Маруся смеется, большие ее плечи, обтянутые ватником, дрожат, и Настюте трудно управиться с гребешком. И еще зябко Настюте. Поджимает она ноги — одну здоровую, полную, другую тонкую, сухую, шевелит затекшими пальцами в грубых неразношенных ботинках. Вместо солнца на небе яркое оплывшее пятно, недвижное и холодное.

— А ты, Настютка, замужем была иль как?

— Была, — не сразу отвечает Настюта.

— Он што… — Маруся, наверно, хотела спросить: «Тоже хромой, инвалид был?» — но, запнувшись, спрашивает неопределенное: — И как он?

— Убили.

Маруся вздыхает, приподымается, забирает гребешок в свои крепкие обветренные пальцы.

— Дай-кось тебя почешу. Не хошь? Ишь какая. Ну не хоти, не хоти… Придумали эту войну на горе бабам. А ты знаешь, почему ее придумали? Странник один зимой приходил, по святой книге читал. Ежели войн не будет, читал он, народу шибко скопится, хлеба всем не хватит…

— Вранье это. Всем в России и работы и хлеба хватит.

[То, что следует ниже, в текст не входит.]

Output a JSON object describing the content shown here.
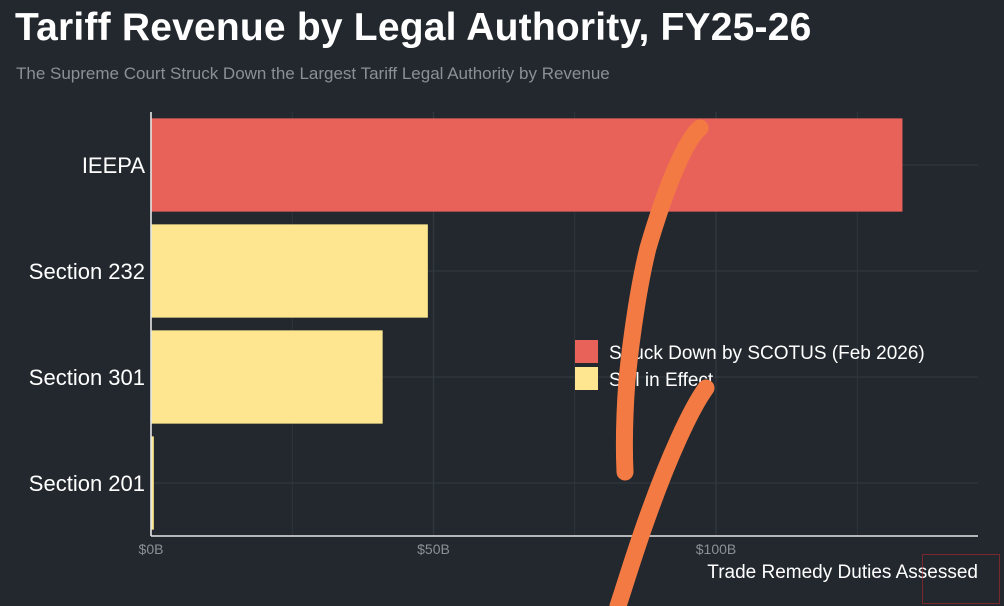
{
  "title": "Tariff Revenue by Legal Authority, FY25-26",
  "subtitle": "The Supreme Court Struck Down the Largest Tariff Legal Authority by Revenue",
  "colors": {
    "background": "#22282d",
    "struck_down": "#e8625a",
    "still_in_effect": "#fde68f",
    "grid": "#31383e",
    "axis": "#e6e6e6",
    "annotation_stroke": "#f47a44"
  },
  "chart_data": {
    "type": "bar",
    "orientation": "horizontal",
    "categories": [
      "IEEPA",
      "Section 232",
      "Section 301",
      "Section 201"
    ],
    "values": [
      133,
      49,
      41,
      0.5
    ],
    "groups": [
      "Struck Down by SCOTUS (Feb 2026)",
      "Still in Effect",
      "Still in Effect",
      "Still in Effect"
    ],
    "xlabel": "Trade Remedy Duties Assessed",
    "xlim": [
      0,
      145
    ],
    "xticks": [
      0,
      50,
      100
    ],
    "xtick_labels": [
      "$0B",
      "$50B",
      "$100B"
    ],
    "legend": {
      "placement": "right-center",
      "entries": [
        {
          "label": "Struck Down by SCOTUS (Feb 2026)",
          "color": "#e8625a"
        },
        {
          "label": "Still in Effect",
          "color": "#fde68f"
        }
      ]
    },
    "grid": true
  }
}
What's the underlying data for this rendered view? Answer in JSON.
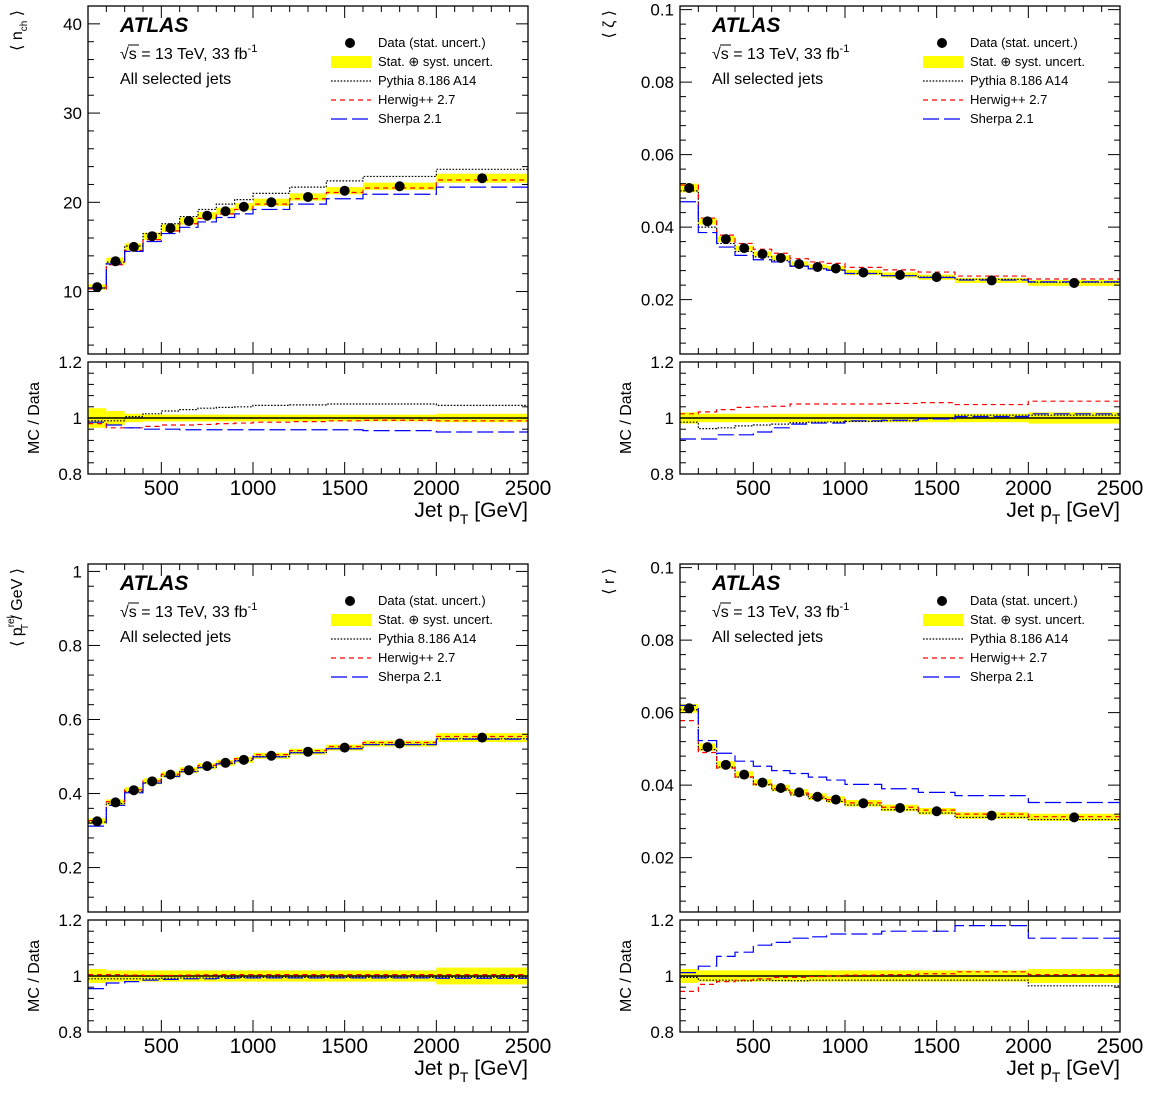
{
  "common": {
    "experiment": "ATLAS",
    "sqrt_symbol": "√",
    "energy_text": "s = 13 TeV, 33 fb",
    "lumi_exponent": "-1",
    "selection": "All selected jets",
    "legend": [
      {
        "key": "data",
        "label": "Data (stat. uncert.)"
      },
      {
        "key": "band",
        "label": "Stat. ⊕ syst. uncert."
      },
      {
        "key": "pythia",
        "label": "Pythia 8.186 A14"
      },
      {
        "key": "herwig",
        "label": "Herwig++ 2.7"
      },
      {
        "key": "sherpa",
        "label": "Sherpa 2.1"
      }
    ],
    "ratio_ylabel": "MC / Data",
    "xlabel_main": "Jet p",
    "xlabel_sub": "T",
    "xlabel_unit": " [GeV]",
    "x_ticks": [
      "500",
      "1000",
      "1500",
      "2000",
      "2500"
    ],
    "ratio_ticks": [
      "0.8",
      "1",
      "1.2"
    ],
    "colors": {
      "data": "#000000",
      "band": "#ffff00",
      "pythia": "#000000",
      "herwig": "#ff0000",
      "sherpa": "#0000ff"
    }
  },
  "chart_data": [
    {
      "type": "line",
      "panel": "top-left",
      "ylabel": {
        "lead": "⟨ n",
        "sub": "ch",
        "sup": "",
        "tail": " ⟩"
      },
      "ylim": [
        3,
        42
      ],
      "y_ticks": [
        10,
        20,
        30,
        40
      ],
      "y_tick_labels": [
        "10",
        "20",
        "30",
        "40"
      ],
      "bin_edges": [
        100,
        200,
        300,
        400,
        500,
        600,
        700,
        800,
        900,
        1000,
        1200,
        1400,
        1600,
        2000,
        2500
      ],
      "data": [
        10.5,
        13.4,
        15.0,
        16.2,
        17.1,
        17.9,
        18.5,
        19.0,
        19.5,
        20.0,
        20.6,
        21.3,
        21.8,
        22.7
      ],
      "band_halfwidth": [
        0.3,
        0.4,
        0.4,
        0.4,
        0.4,
        0.4,
        0.4,
        0.4,
        0.4,
        0.4,
        0.4,
        0.4,
        0.4,
        0.5
      ],
      "pythia": [
        10.4,
        13.3,
        15.1,
        16.5,
        17.6,
        18.4,
        19.2,
        19.8,
        20.3,
        21.0,
        21.7,
        22.4,
        22.9,
        23.7
      ],
      "herwig": [
        10.3,
        13.0,
        14.6,
        15.8,
        16.8,
        17.6,
        18.2,
        18.7,
        19.2,
        19.8,
        20.4,
        21.1,
        21.6,
        22.5
      ],
      "sherpa": [
        10.4,
        13.1,
        14.5,
        15.6,
        16.5,
        17.2,
        17.8,
        18.3,
        18.7,
        19.2,
        19.8,
        20.4,
        20.9,
        21.7
      ],
      "ratio_band": [
        0.035,
        0.025,
        0.015,
        0.012,
        0.012,
        0.012,
        0.012,
        0.012,
        0.012,
        0.012,
        0.012,
        0.012,
        0.012,
        0.015
      ],
      "ratio_pythia": [
        0.99,
        0.99,
        1.005,
        1.015,
        1.025,
        1.03,
        1.035,
        1.038,
        1.04,
        1.045,
        1.047,
        1.05,
        1.05,
        1.045
      ],
      "ratio_herwig": [
        0.98,
        0.965,
        0.965,
        0.97,
        0.975,
        0.975,
        0.977,
        0.98,
        0.982,
        0.985,
        0.987,
        0.99,
        0.992,
        0.99
      ],
      "ratio_sherpa": [
        0.985,
        0.975,
        0.965,
        0.96,
        0.96,
        0.958,
        0.958,
        0.958,
        0.958,
        0.958,
        0.958,
        0.958,
        0.955,
        0.95
      ]
    },
    {
      "type": "line",
      "panel": "top-right",
      "ylabel": {
        "lead": "⟨ ζ",
        "sub": "",
        "sup": "",
        "tail": " ⟩"
      },
      "ylim": [
        0.005,
        0.101
      ],
      "y_ticks": [
        0.02,
        0.04,
        0.06,
        0.08,
        0.1
      ],
      "y_tick_labels": [
        "0.02",
        "0.04",
        "0.06",
        "0.08",
        "0.1"
      ],
      "bin_edges": [
        100,
        200,
        300,
        400,
        500,
        600,
        700,
        800,
        900,
        1000,
        1200,
        1400,
        1600,
        2000,
        2500
      ],
      "data": [
        0.0508,
        0.0416,
        0.0367,
        0.0342,
        0.0326,
        0.0315,
        0.0298,
        0.029,
        0.0286,
        0.0275,
        0.0268,
        0.0262,
        0.0253,
        0.0246
      ],
      "band_halfwidth": [
        0.0012,
        0.0009,
        0.0008,
        0.0007,
        0.0007,
        0.0007,
        0.0007,
        0.0007,
        0.0007,
        0.0007,
        0.0007,
        0.0007,
        0.0007,
        0.0008
      ],
      "pythia": [
        0.05,
        0.04,
        0.0355,
        0.0333,
        0.0318,
        0.0308,
        0.0293,
        0.0285,
        0.0282,
        0.0272,
        0.0266,
        0.0262,
        0.0256,
        0.0248
      ],
      "herwig": [
        0.0516,
        0.0425,
        0.0378,
        0.0355,
        0.0339,
        0.0328,
        0.0313,
        0.0304,
        0.03,
        0.0289,
        0.0282,
        0.0276,
        0.0265,
        0.0257
      ],
      "sherpa": [
        0.047,
        0.0385,
        0.0345,
        0.0322,
        0.031,
        0.0304,
        0.0292,
        0.0285,
        0.0281,
        0.0272,
        0.0266,
        0.0261,
        0.0254,
        0.0249
      ],
      "ratio_band": [
        0.02,
        0.015,
        0.015,
        0.015,
        0.015,
        0.015,
        0.015,
        0.015,
        0.015,
        0.015,
        0.015,
        0.015,
        0.015,
        0.02
      ],
      "ratio_pythia": [
        0.985,
        0.962,
        0.965,
        0.972,
        0.975,
        0.978,
        0.983,
        0.985,
        0.986,
        0.988,
        0.99,
        0.998,
        1.01,
        1.01
      ],
      "ratio_herwig": [
        1.015,
        1.022,
        1.03,
        1.038,
        1.04,
        1.042,
        1.05,
        1.05,
        1.05,
        1.05,
        1.052,
        1.055,
        1.048,
        1.06
      ],
      "ratio_sherpa": [
        0.925,
        0.925,
        0.94,
        0.94,
        0.95,
        0.965,
        0.978,
        0.982,
        0.982,
        0.99,
        0.992,
        0.997,
        1.005,
        1.015
      ]
    },
    {
      "type": "line",
      "panel": "bottom-left",
      "ylabel": {
        "lead": "⟨ p",
        "sub": "T",
        "sup": "rel",
        "tail": " / GeV ⟩"
      },
      "ylim": [
        0.08,
        1.02
      ],
      "y_ticks": [
        0.2,
        0.4,
        0.6,
        0.8,
        1.0
      ],
      "y_tick_labels": [
        "0.2",
        "0.4",
        "0.6",
        "0.8",
        "1"
      ],
      "bin_edges": [
        100,
        200,
        300,
        400,
        500,
        600,
        700,
        800,
        900,
        1000,
        1200,
        1400,
        1600,
        2000,
        2500
      ],
      "data": [
        0.325,
        0.376,
        0.409,
        0.433,
        0.451,
        0.463,
        0.474,
        0.483,
        0.491,
        0.502,
        0.513,
        0.524,
        0.535,
        0.551
      ],
      "band_halfwidth": [
        0.008,
        0.008,
        0.008,
        0.008,
        0.008,
        0.008,
        0.008,
        0.008,
        0.008,
        0.008,
        0.008,
        0.008,
        0.008,
        0.012
      ],
      "pythia": [
        0.323,
        0.373,
        0.405,
        0.429,
        0.447,
        0.46,
        0.471,
        0.481,
        0.489,
        0.5,
        0.511,
        0.522,
        0.533,
        0.548
      ],
      "herwig": [
        0.327,
        0.378,
        0.41,
        0.434,
        0.452,
        0.465,
        0.476,
        0.485,
        0.494,
        0.505,
        0.516,
        0.527,
        0.538,
        0.554
      ],
      "sherpa": [
        0.312,
        0.368,
        0.402,
        0.428,
        0.446,
        0.459,
        0.47,
        0.48,
        0.488,
        0.499,
        0.51,
        0.521,
        0.532,
        0.547
      ],
      "ratio_band": [
        0.025,
        0.02,
        0.02,
        0.02,
        0.02,
        0.02,
        0.02,
        0.02,
        0.02,
        0.02,
        0.02,
        0.02,
        0.02,
        0.03
      ],
      "ratio_pythia": [
        0.99,
        0.99,
        0.99,
        0.99,
        0.992,
        0.993,
        0.993,
        0.995,
        0.995,
        0.995,
        0.995,
        0.995,
        0.995,
        0.995
      ],
      "ratio_herwig": [
        1.005,
        1.005,
        1.003,
        1.002,
        1.002,
        1.003,
        1.004,
        1.005,
        1.005,
        1.005,
        1.005,
        1.005,
        1.005,
        1.005
      ],
      "ratio_sherpa": [
        0.955,
        0.975,
        0.98,
        0.985,
        0.988,
        0.99,
        0.99,
        0.992,
        0.993,
        0.993,
        0.993,
        0.993,
        0.993,
        0.992
      ]
    },
    {
      "type": "line",
      "panel": "bottom-right",
      "ylabel": {
        "lead": "⟨ r",
        "sub": "",
        "sup": "",
        "tail": " ⟩"
      },
      "ylim": [
        0.005,
        0.101
      ],
      "y_ticks": [
        0.02,
        0.04,
        0.06,
        0.08,
        0.1
      ],
      "y_tick_labels": [
        "0.02",
        "0.04",
        "0.06",
        "0.08",
        "0.1"
      ],
      "bin_edges": [
        100,
        200,
        300,
        400,
        500,
        600,
        700,
        800,
        900,
        1000,
        1200,
        1400,
        1600,
        2000,
        2500
      ],
      "data": [
        0.0612,
        0.0505,
        0.0456,
        0.0429,
        0.0407,
        0.0392,
        0.038,
        0.0368,
        0.036,
        0.035,
        0.0337,
        0.0328,
        0.0316,
        0.0311
      ],
      "band_halfwidth": [
        0.0012,
        0.001,
        0.001,
        0.0009,
        0.0009,
        0.0009,
        0.0009,
        0.0009,
        0.0009,
        0.0009,
        0.0009,
        0.0009,
        0.0009,
        0.001
      ],
      "pythia": [
        0.0608,
        0.0498,
        0.045,
        0.0422,
        0.0401,
        0.0386,
        0.0373,
        0.0363,
        0.0355,
        0.0345,
        0.0332,
        0.0323,
        0.0311,
        0.0305
      ],
      "herwig": [
        0.0578,
        0.049,
        0.0447,
        0.0423,
        0.0403,
        0.039,
        0.0378,
        0.0367,
        0.036,
        0.0351,
        0.0339,
        0.0331,
        0.032,
        0.0313
      ],
      "sherpa": [
        0.062,
        0.0523,
        0.0488,
        0.0466,
        0.0452,
        0.044,
        0.0432,
        0.0422,
        0.0414,
        0.0402,
        0.039,
        0.038,
        0.0371,
        0.0352
      ],
      "ratio_band": [
        0.025,
        0.02,
        0.02,
        0.02,
        0.02,
        0.02,
        0.02,
        0.02,
        0.02,
        0.02,
        0.02,
        0.02,
        0.02,
        0.025
      ],
      "ratio_pythia": [
        0.995,
        0.985,
        0.985,
        0.983,
        0.985,
        0.984,
        0.983,
        0.985,
        0.985,
        0.985,
        0.985,
        0.985,
        0.985,
        0.965
      ],
      "ratio_herwig": [
        0.945,
        0.97,
        0.98,
        0.985,
        0.99,
        0.995,
        0.995,
        0.998,
        1.0,
        1.003,
        1.005,
        1.008,
        1.015,
        1.005
      ],
      "ratio_sherpa": [
        1.012,
        1.035,
        1.07,
        1.085,
        1.11,
        1.12,
        1.135,
        1.14,
        1.15,
        1.15,
        1.16,
        1.16,
        1.18,
        1.135
      ]
    }
  ]
}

— Конешно, брехал, пустозвон. Федька Косой, как услыхал этот брех, чуть до смерти странника не зашиб. В нужнике у сельпа тот отсиживался, а в потемках выскочил — видали только… А ты што ж, до войны со своим-то сошлась?

— В войну.

— И детишек не было?

— Не успели. Убили его.

Оплывшее, негреющее солнце смещается по небосклону, а реденькая цепочка улетающих в теплую сторону гусей забирается все выше — они уже над этим вялым солнцем, устало и неясно падают на землю их голоса… Слышно, как в деревне, у плотины, женщины колотят вальками белье и репродуктор у сельсовета хрипит о чем-то — нельзя разобрать о чем.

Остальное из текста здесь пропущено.